Cultural Appropriation at Home and Abroad
Halloween tends to come with laughs and a couple of innocent scares, but some costumes can be offensive to certain cultures, religions and ethnicities.
One way cultural appropriation can manifest is wearing a specific culture’s attire that isn’t one’s own in an offensive matter or without addressing the fact that the clothing isn’t originally from one’s background.
Cultural appropriation has been happening for decades. From wearing costumes of indigenous people to blackface to sombreros from Día de los Muertos (Day of the Dead) and more; it’s nothing new, but it’s not always recognized in other countries.
My Experience
After moving to the U.S. three years ago, I became familiar with the term.
In my home country, Argentina, cultural appropriation wasn’t a common topic and I didn’t understand it. What was wrong with wearing a certain piece of clothing or hairstyle I thought was beautiful?
Have I appropriated culture before? Probably.
After learning more about it, I started to accept and understand what cultural appropriation meant. I started acknowledging that it’s not about, say, wearing a piece of fabric, but about understanding what that fabric means in its own culture.
In an article on cowboysindians.com, Lois Sherr Dubin writes about understanding how each beaded earring in the Native American culture carries “personal and communal knowledge.”
Another example is the history of blackface and how it started with the discrimination of African-Americans in the Jim Crow era after the Civil War. America’s rap sheet against minorities is long.
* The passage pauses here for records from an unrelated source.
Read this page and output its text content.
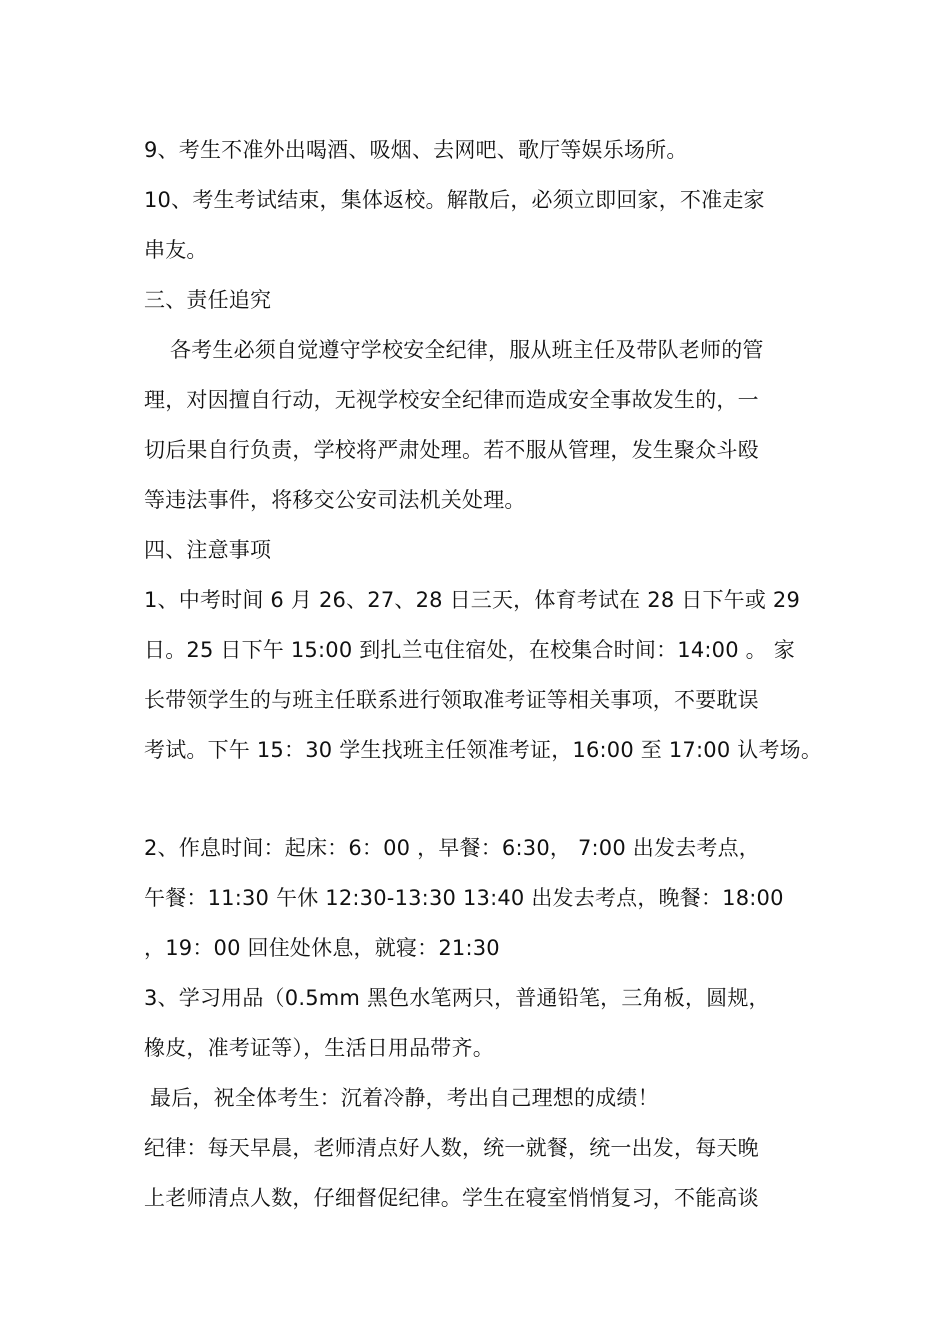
9、考生不准外出喝酒、吸烟、去网吧、歌厅等娱乐场所。
10、考生考试结束，集体返校。解散后，必须立即回家，不准走家
串友。
三、责任追究
各考生必须自觉遵守学校安全纪律，服从班主任及带队老师的管
理，对因擅自行动，无视学校安全纪律而造成安全事故发生的，一
切后果自行负责，学校将严肃处理。若不服从管理，发生聚众斗殴
等违法事件，将移交公安司法机关处理。
四、注意事项
1、中考时间 6 月 26、27、28 日三天，体育考试在 28 日下午或 29
日。25 日下午 15:00 到扎兰屯住宿处，在校集合时间：14:00 。 家
长带领学生的与班主任联系进行领取准考证等相关事项，不要耽误
考试。下午 15：30 学生找班主任领准考证，16:00 至 17:00 认考场。
2、作息时间：起床：6：00 ，早餐：6:30， 7:00 出发去考点，
午餐：11:30 午休 12:30-13:30 13:40 出发去考点，晚餐：18:00
，19：00 回住处休息，就寝：21:30
3、学习用品（0.5mm 黑色水笔两只，普通铅笔，三角板，圆规，
橡皮，准考证等），生活日用品带齐。
最后，祝全体考生：沉着冷静，考出自己理想的成绩！
纪律：每天早晨，老师清点好人数，统一就餐，统一出发，每天晚
上老师清点人数，仔细督促纪律。学生在寝室悄悄复习，不能高谈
However, I believe people should learn how to differentiate between appropriation and appreciation.
Accepting this new point of view needs to come with an explanation and the realization that wearing another culture’s attire can degrade that group. When people wear certain attire as a costume, it trivializes someone’s heritage as something fake or non-existent in the real world. It shows how commonplace cultural appropriation is in our society.
A Widespread Issue
People tend not to realize that cultural appropriation can be done by anyone, not just the white people we always seem to target — though people of European descent tend to appropriate more often. Luckily, there are many people realizing the harm this can cause when we really start thinking about it.
“At first I didn’t realize how much it could actually hurt other people,” said Hebron Y. Solomon, SCC student. However, after witnessing someone he knew in a costume of a famous African-American, Solomon became “skeptical” about the whole issue and began to understand it more.
Groups of all backgrounds have been guilty of appropriating cultures in the past, and that’s okay as long as they acknowledge it, become educated and don’t do it again.
Now, how can people avoid appropriation and learn to appreciate other cultures? The first step is to become more knowledgeable about the history of the people from all walks of life that we’re taking part in. We must acknowledge that the attire, whatever that may be, is not a part of our own culture.
With that in mind, I’m certain that everyone can all enjoy a fun Halloween night without making it uncomfortable for others or being disrespectful to other cultures.